Description
Saudade
by Anna Citrino
$14, paper
$14.00
I purchased Saudade because I’ve known Anna Citrino for thirty years; I loved the poetry because it’s exquisite. I read one poem each night for nineteen nights, savoring the poem like a fine port. At the end of each one, I felt as though I’d been taken on a journey and returned to the starting point with a fresh perspective. In “Into the Dark,” “We climb high up into the hills to peer through/the windows of a monastery, hoping to see/India’s highest mountain, Kachanzdonga.” It’s a magical trek, even if “clouds surround us.” We may not see the mountain, but the possibility is there for us, unlike for the person whose “kaleidoscopic color” is “lost now/to the gauze of blindness.”
Rating: [5 of 5 Stars!]
I have always wanted a literature that, to me, brings the world inside. Happily, the poetry of Anna Citrino does exactly that: her writing embodies the world in the best way, with concrete, tangible images we feel we can touch, hear, and see vividly. When she observes that “[t]he Portugese created fado to hold the world’s longing,” I am enchanted to feel such waves of music rolling into my own existence. Her focus delves between fascination for the world and a deep responsibility to the world. For all of us who long for the world, this is a poetry that well provides.
–Nicholas Samaras
Rating: [5 of 5 Stars!]
Anna Citrino’s poems are exquisitely beautiful! Her poems show us clearly the beauty, as well as the broken, on the dusty streets of Delhi and elsewhere around the world. Anna insists on looking, and not turning her gaze away, until the poem transforms her and our experience. Her poems fill us with longing for a world made whole again.
–Georgia Heard
Rating: [5 of 5 Stars!]
“I want to write a poem / like a lightning bolt,” begins Anna Citrino‘s “The Poem I Want to Write.” No such ordinary—and dare I say benign—phenonmenon as lightning could increase the impact of these subtle, penetrating poems. Lightning wishes it had the power of just one of Anna Citrino‘s images, or line breaks, or words.

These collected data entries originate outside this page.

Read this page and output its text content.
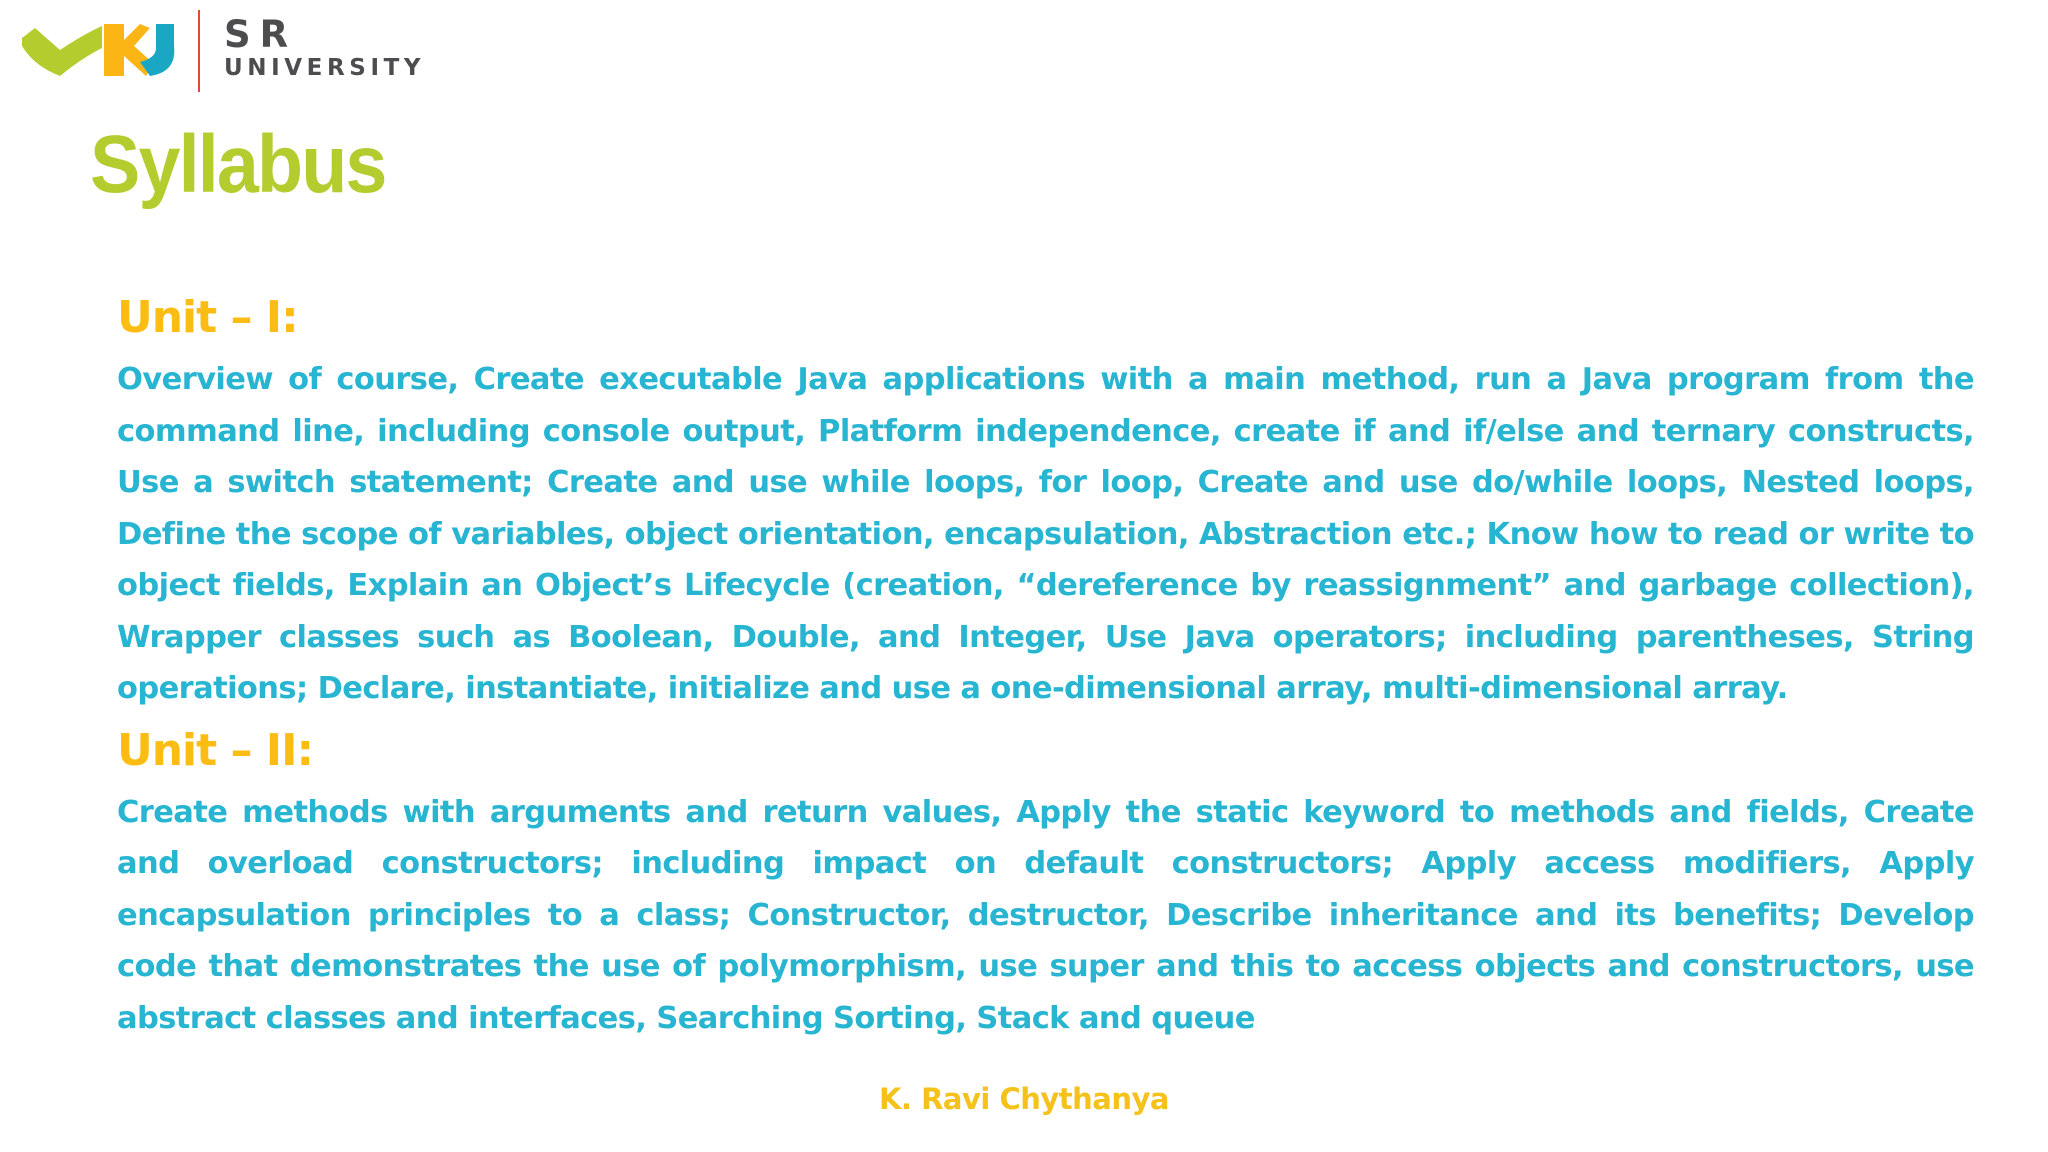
SR
UNIVERSITY
Syllabus
Unit – I:

Overview of course, Create executable Java applications with a main method, run a Java program from the command line, including console output, Platform independence, create if and if/else and ternary constructs, Use a switch statement; Create and use while loops, for loop, Create and use do/while loops, Nested loops, Define the scope of variables, object orientation, encapsulation, Abstraction etc.; Know how to read or write to object fields, Explain an Object’s Lifecycle (creation, “dereference by reassignment” and garbage collection), Wrapper classes such as Boolean, Double, and Integer, Use Java operators; including parentheses, String operations; Declare, instantiate, initialize and use a one-dimensional array, multi-dimensional array.

Unit – II:

Create methods with arguments and return values, Apply the static keyword to methods and fields, Create and overload constructors; including impact on default constructors; Apply access modifiers, Apply encapsulation principles to a class; Constructor, destructor, Describe inheritance and its benefits; Develop code that demonstrates the use of polymorphism, use super and this to access objects and constructors, use abstract classes and interfaces, Searching Sorting, Stack and queue

K. Ravi Chythanya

To read her work is to enter a world in which joy and sadness inhabit nearly every moment; to read her work is to become a citizen of this world. “We turn through the pages of time / and off we go each day to make our story, / paint our picture, lift our bricks, do our work,” she writes in “Seen and Heard.” With the poet Anna Citrino as our guide, off we go indeed.